Egal and Amal are grateful for the resources that Dr. Sandoval’s team suggested to help them learn about Ibrahim’s condition. Amal also appreciated being able to call the nurse to ask questions. “It’s important to double check that you’re not dismissing things,” she said. Thanks to the team’s advice, they found a hydrocephalus support group through the county in which they live. “When the parents are open to it, we help them find other families who want to share their own journeys with hydrocephalus,” said Dr. Sandoval. “It really does make a difference.”

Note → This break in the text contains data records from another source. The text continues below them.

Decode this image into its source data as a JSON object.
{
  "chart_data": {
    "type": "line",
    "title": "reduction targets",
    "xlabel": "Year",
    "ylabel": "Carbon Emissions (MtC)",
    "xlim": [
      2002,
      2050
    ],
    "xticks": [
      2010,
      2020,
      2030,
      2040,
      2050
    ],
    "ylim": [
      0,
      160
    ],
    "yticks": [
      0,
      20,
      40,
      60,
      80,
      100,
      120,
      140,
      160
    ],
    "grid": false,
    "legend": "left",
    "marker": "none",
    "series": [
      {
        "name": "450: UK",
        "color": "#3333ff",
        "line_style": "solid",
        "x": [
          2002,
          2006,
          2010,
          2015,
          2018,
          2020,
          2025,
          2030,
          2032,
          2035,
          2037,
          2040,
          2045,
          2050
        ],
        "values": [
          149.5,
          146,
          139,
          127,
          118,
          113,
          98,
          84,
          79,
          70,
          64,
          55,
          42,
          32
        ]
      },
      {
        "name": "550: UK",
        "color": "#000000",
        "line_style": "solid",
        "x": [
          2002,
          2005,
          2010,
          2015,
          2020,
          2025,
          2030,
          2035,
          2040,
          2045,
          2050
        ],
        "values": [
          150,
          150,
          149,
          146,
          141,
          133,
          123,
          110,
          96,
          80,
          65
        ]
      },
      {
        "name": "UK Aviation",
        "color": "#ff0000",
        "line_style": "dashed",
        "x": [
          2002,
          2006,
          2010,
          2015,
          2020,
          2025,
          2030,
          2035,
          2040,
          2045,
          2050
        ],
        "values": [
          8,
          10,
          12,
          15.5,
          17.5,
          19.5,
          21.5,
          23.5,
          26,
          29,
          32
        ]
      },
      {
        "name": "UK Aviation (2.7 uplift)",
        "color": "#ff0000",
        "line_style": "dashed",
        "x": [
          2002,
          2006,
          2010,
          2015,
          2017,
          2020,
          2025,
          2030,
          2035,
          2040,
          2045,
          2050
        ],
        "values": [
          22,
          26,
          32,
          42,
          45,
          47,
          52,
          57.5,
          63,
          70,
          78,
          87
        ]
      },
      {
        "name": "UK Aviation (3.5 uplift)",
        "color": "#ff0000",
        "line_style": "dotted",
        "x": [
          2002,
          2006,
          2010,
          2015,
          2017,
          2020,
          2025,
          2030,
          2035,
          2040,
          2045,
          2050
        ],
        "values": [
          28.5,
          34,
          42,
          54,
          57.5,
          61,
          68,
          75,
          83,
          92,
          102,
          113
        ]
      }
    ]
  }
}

One of the complicating factors for Amal is that she grew up in Saudi Arabia and doesn’t speak English well. That made it important for her to have a translator in the room when meeting with Ibrahim’s healthcare providers. “We have excellent interpreters with great availability; however, there is always a concern about what might be lost in translation,” said Dr. Sandoval. “The patient/doctor relationship is different as a result. We must make the extra effort to create the connection and to make sure the families feel their questions are answered.”
Doing what’s best for the child
Egal, who is originally from Somalia and has been in the United States for many years, was good at bridging any gaps in information, according to Dr. Sandoval. “A lot of times, there are interesting nuances related to decision making and the understanding of certain conditions that are led by the family’s cultural background,” she said. “That’s important to consider when working with multicultural families. We all want to be on board with doing what’s best for the child.”
Egal noted that because of the history of bad encounters with the medical profession, a lot of people in their community often have difficulty trusting doctors and that impacts how they may react to a child’s illness. “They feel their child is different and may opt not to deal with it,” he said. “My wife is more open-minded and looks at doctors differently. We feel that it’s best to enrich ourselves with information to help deal with our child’s situation.”
Both Amal and Egal emphasized that, “If your child is diagnosed with a condition or has surgery that might make them different from other children, it doesn’t make them less normal. You just need to educate yourself and learn to deal with their condition just like we learned to raise children without it.”
They relied on their Muslim faith to help them support Ibrahim. “We believe that nothing will happen to us except what Allah has decreed,” said Egal and Amal. “He is our protector.”